En y regardant de plus près, la situation est moins contrastée. Comme il est possible de déterminer le nombre moyen de pièces dont dispose une personne, grâce au recensement, on peut comparer la situation des catégories sociales. Les cadres et professions libérales sont mieux pourvus, avec en moyenne 1,85 pièce par personne, mais les professions intermédiaires ne sont pas loin avec 1,76 pièce, comme les ouvriers et employés avec 1,65. Quelles que soient les différences de structure des ménages, cet écart se retrouve à peu près. Prenons l’exemple d’un ménage de quatre personnes formé d’un couple dont l’homme est âgé de 30 à 49 ans et de deux enfants de moins de 18 ans : la famille vit en moyenne dans un logement de 5 pièces si l’homme est cadre, de 4,5 pièces s’il s’agit d’un ouvrier ou d’un employé.
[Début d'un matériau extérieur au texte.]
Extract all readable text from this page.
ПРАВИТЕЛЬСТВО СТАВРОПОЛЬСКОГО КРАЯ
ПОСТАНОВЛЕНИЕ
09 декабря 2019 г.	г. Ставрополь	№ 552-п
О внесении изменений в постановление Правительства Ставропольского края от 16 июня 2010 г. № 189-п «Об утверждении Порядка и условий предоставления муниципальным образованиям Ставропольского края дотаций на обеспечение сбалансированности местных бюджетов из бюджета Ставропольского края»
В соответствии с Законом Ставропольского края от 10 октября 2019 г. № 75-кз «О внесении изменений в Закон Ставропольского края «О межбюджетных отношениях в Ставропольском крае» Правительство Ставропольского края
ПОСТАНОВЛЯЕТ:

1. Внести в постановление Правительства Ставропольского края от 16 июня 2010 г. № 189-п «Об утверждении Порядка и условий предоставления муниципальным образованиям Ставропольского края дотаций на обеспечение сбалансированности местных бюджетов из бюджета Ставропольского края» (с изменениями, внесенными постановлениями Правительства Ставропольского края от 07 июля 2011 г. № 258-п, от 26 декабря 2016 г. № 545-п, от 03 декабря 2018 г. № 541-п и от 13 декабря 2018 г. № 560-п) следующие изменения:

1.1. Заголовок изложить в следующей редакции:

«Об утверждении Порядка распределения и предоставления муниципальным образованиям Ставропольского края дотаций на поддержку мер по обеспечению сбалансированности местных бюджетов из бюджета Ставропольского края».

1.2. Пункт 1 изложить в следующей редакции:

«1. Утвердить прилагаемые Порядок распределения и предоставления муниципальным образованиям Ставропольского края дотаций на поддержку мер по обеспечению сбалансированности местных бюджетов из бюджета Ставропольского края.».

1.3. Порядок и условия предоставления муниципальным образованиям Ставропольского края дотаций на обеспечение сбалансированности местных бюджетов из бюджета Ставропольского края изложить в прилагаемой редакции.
La faiblesse des écarts entre professions s’explique par leur mode de vie. Les cadres résident plus fréquemment au cœur des grandes villes ou à proximité immédiate. Ils forment plus de 50 % des actifs à Paris, mais moins de 10 % dans les villages de moins de mille habitants. Au contraire, il ne reste que 5 % d’ouvriers à Paris, mais ils constituent 30 % de la population active dans les petites communes. Or, d’une part, les logements étant plus chers dans les grandes agglomérations, les cadres effectuent un arbitrage entre la dimension de l’habitation et la proximité du centre en faveur de ce dernier élément, alors que les ouvriers font un choix inverse. D’autre part, plus on s’éloigne des villes importantes, plus la proportion de maisons par rapport aux appartements s’accroît. Or, on compte en moyenne 1,5 pièce par personne en appartement et 2 dans une maison, un écart nettement plus important qu’entre le nombre de pièces dont jouissent les cadres et les ouvriers. Plus le nombre d’habitants de la commune est petit, plus la proportion de maisons est élevée, plus le coût du logement est faible et l’espace disponible important : 1,42 pièce en moyenne par personne à Paris ; 1,9 dans les villes moyennes ; 2,2 dans les communes de moins de 1 000 habitants.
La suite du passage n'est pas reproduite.